Le 11 avril 2019, Mme [J] [N] a complété une déclaration de maladie professionnelle accompagnée d’un certificat médical initial établi le 5 février 2019 par le Docteur [R] faisant état « trouble dépressif et trouble anxieux (liés à un épuisement professionnel) ».
La [8] a diligenté une enquête administrative, sollicité l’avis de son médecin-conseil puis a saisi le [11].
Par un avis du 12 février 2020, le [11] a retenu un lien direct et essentiel entre la pathologie présentée et l’activité professionnelle de Mme [J] [N].
Par décision en date du 27 février 2020, la [9] a pris en charge la maladie professionnelle du 5 février 2019 de Mme [J] [N], inscrite hors tableau comme étant d’origine professionnelle.
Par courrier du 23 mars 2020, le conseil de la SAS [6] a saisi la commission de recours amiable afin de contester la décision de prise en charge de la pathologie du 5 février 2019 de Mme [J] [N].
Réunie en sa séance du 24 juillet 2020, la commission de recours amiable a rejeté la demande de la SAS [6].
Par lettre recommandée avec accusé réception expédiée le 8 juillet 2020, la SAS [6] a saisi la présente juridiction afin de contester la décision de rejet implicite de la commission de recours amiable.

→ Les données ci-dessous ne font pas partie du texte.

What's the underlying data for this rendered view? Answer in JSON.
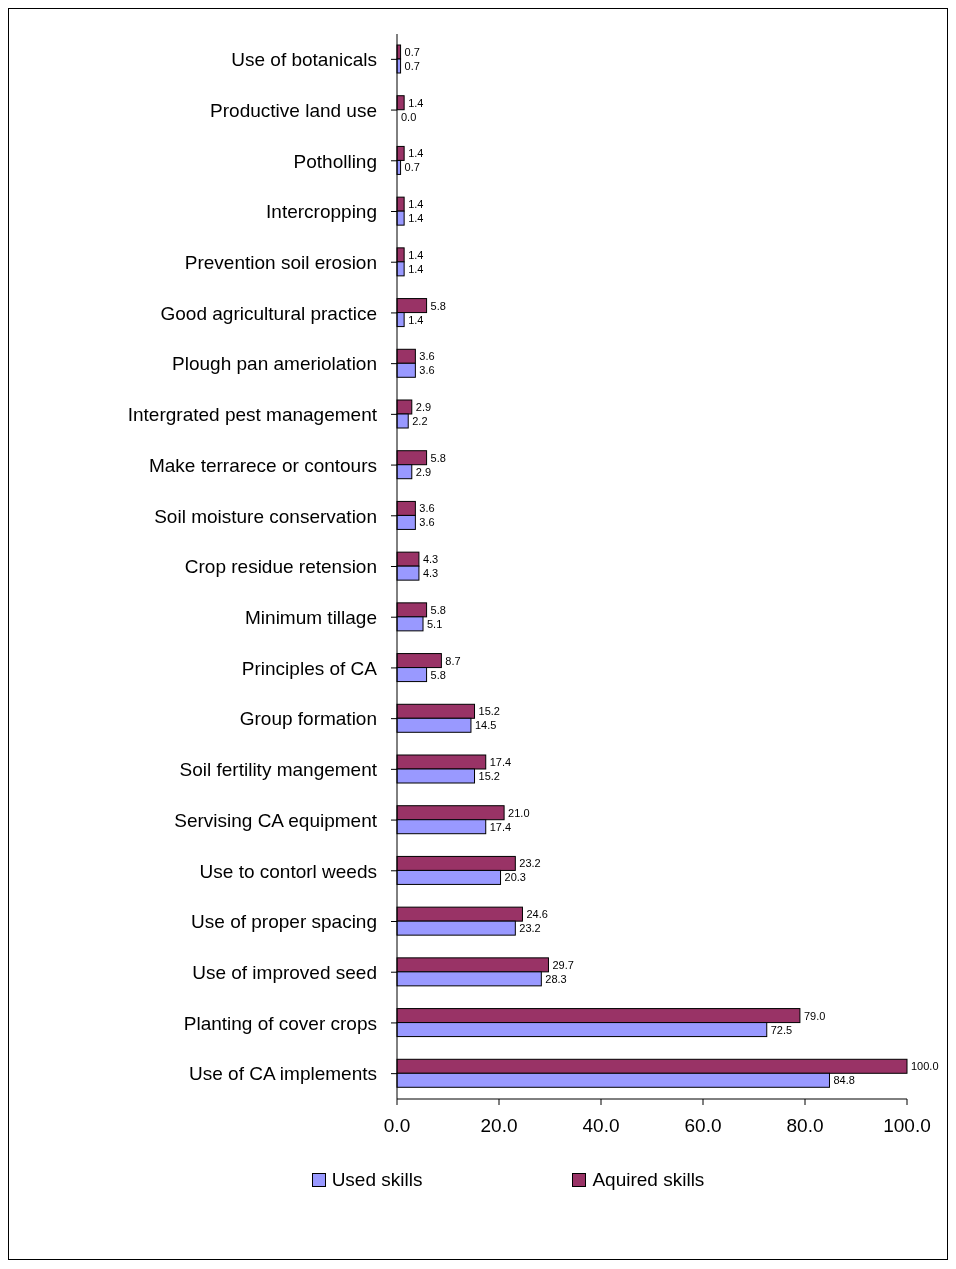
{
  "chart_data": {
    "type": "bar",
    "orientation": "horizontal",
    "categories": [
      "Use of botanicals",
      "Productive land use",
      "Potholling",
      "Intercropping",
      "Prevention soil erosion",
      "Good agricultural practice",
      "Plough pan ameriolation",
      "Intergrated pest management",
      "Make terrarece or contours",
      "Soil moisture conservation",
      "Crop residue retension",
      "Minimum tillage",
      "Principles of CA",
      "Group formation",
      "Soil fertility mangement",
      "Servising CA equipment",
      "Use to contorl weeds",
      "Use of proper spacing",
      "Use of improved seed",
      "Planting of cover crops",
      "Use of CA implements"
    ],
    "series": [
      {
        "name": "Used skills",
        "color": "#9999ff",
        "values": [
          0.7,
          0.0,
          0.7,
          1.4,
          1.4,
          1.4,
          3.6,
          2.2,
          2.9,
          3.6,
          4.3,
          5.1,
          5.8,
          14.5,
          15.2,
          17.4,
          20.3,
          23.2,
          28.3,
          72.5,
          84.8
        ],
        "value_labels": [
          "0.7",
          "0.0",
          "0.7",
          "1.4",
          "1.4",
          "1.4",
          "3.6",
          "2.2",
          "2.9",
          "3.6",
          "4.3",
          "5.1",
          "5.8",
          "14.5",
          "15.2",
          "17.4",
          "20.3",
          "23.2",
          "28.3",
          "72.5",
          "84.8"
        ]
      },
      {
        "name": "Aquired skills",
        "color": "#993366",
        "values": [
          0.7,
          1.4,
          1.4,
          1.4,
          1.4,
          5.8,
          3.6,
          2.9,
          5.8,
          3.6,
          4.3,
          5.8,
          8.7,
          15.2,
          17.4,
          21.0,
          23.2,
          24.6,
          29.7,
          79.0,
          100.0
        ],
        "value_labels": [
          "0.7",
          "1.4",
          "1.4",
          "1.4",
          "1.4",
          "5.8",
          "3.6",
          "2.9",
          "5.8",
          "3.6",
          "4.3",
          "5.8",
          "8.7",
          "15.2",
          "17.4",
          "21.0",
          "23.2",
          "24.6",
          "29.7",
          "79.0",
          "100.0"
        ]
      }
    ],
    "xlim": [
      0,
      100
    ],
    "xticks": [
      {
        "value": 0,
        "label": "0.0"
      },
      {
        "value": 20,
        "label": "20.0"
      },
      {
        "value": 40,
        "label": "40.0"
      },
      {
        "value": 60,
        "label": "60.0"
      },
      {
        "value": 80,
        "label": "80.0"
      },
      {
        "value": 100,
        "label": "100.0"
      }
    ],
    "legend": "bottom"
  }
}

Par jugement avant dire droit en date du 17 novembre 2022, le tribunal a ordonné la saisine d’un second [10] ([15]) aux fins qu’il donne son avis sur l’existence d’un lien direct et essentiel entre la pathologie de la SAS [5] et son exposition professionnelle.
L’avis du [17] a été déposé au greffe et notifié aux parties le 11 mars 2025.
Les parties ont échangé leurs écritures dans le cadre de la mise en état du dossier.
Par ordonnance du 3 avril 2025, la clôture de l’instruction a été ordonnée et l’affaire a été fixée à l’audience du 2 juin 2025, date à laquelle elle a été plaidée en présence des parties dûment représentées.
* * *
* La SAS [5], par l’intermédiaire de son conseil, a déposé des écritures auxquelles il convient de se reporter pour le détail de ses demandes, moyens et prétentions.
Elle demande au tribunal de :
A titre préliminaire,
désigner avant-dire-droit un consultant expert chargé de se prononcer sur le taux d’IPP de 25 % retenu par le médecin-conseil de la Caisse ;
— lui déclarer inopposable la décision de la [12] de prise en charge de la maladie de l’assuré au titre de la législation sur les risques professionnels ;
En toute hypothèse,
— condamner la [12] à lui payer la somme de 3000 euros en application des dispositions de l’article 700 du Code de procédure civile,
— la condamner aux entiers frais et dépens.
* La [9] a déposé des écritures auxquelles il convient de se reporter pour le détail de ses demandes, moyens et prétentions.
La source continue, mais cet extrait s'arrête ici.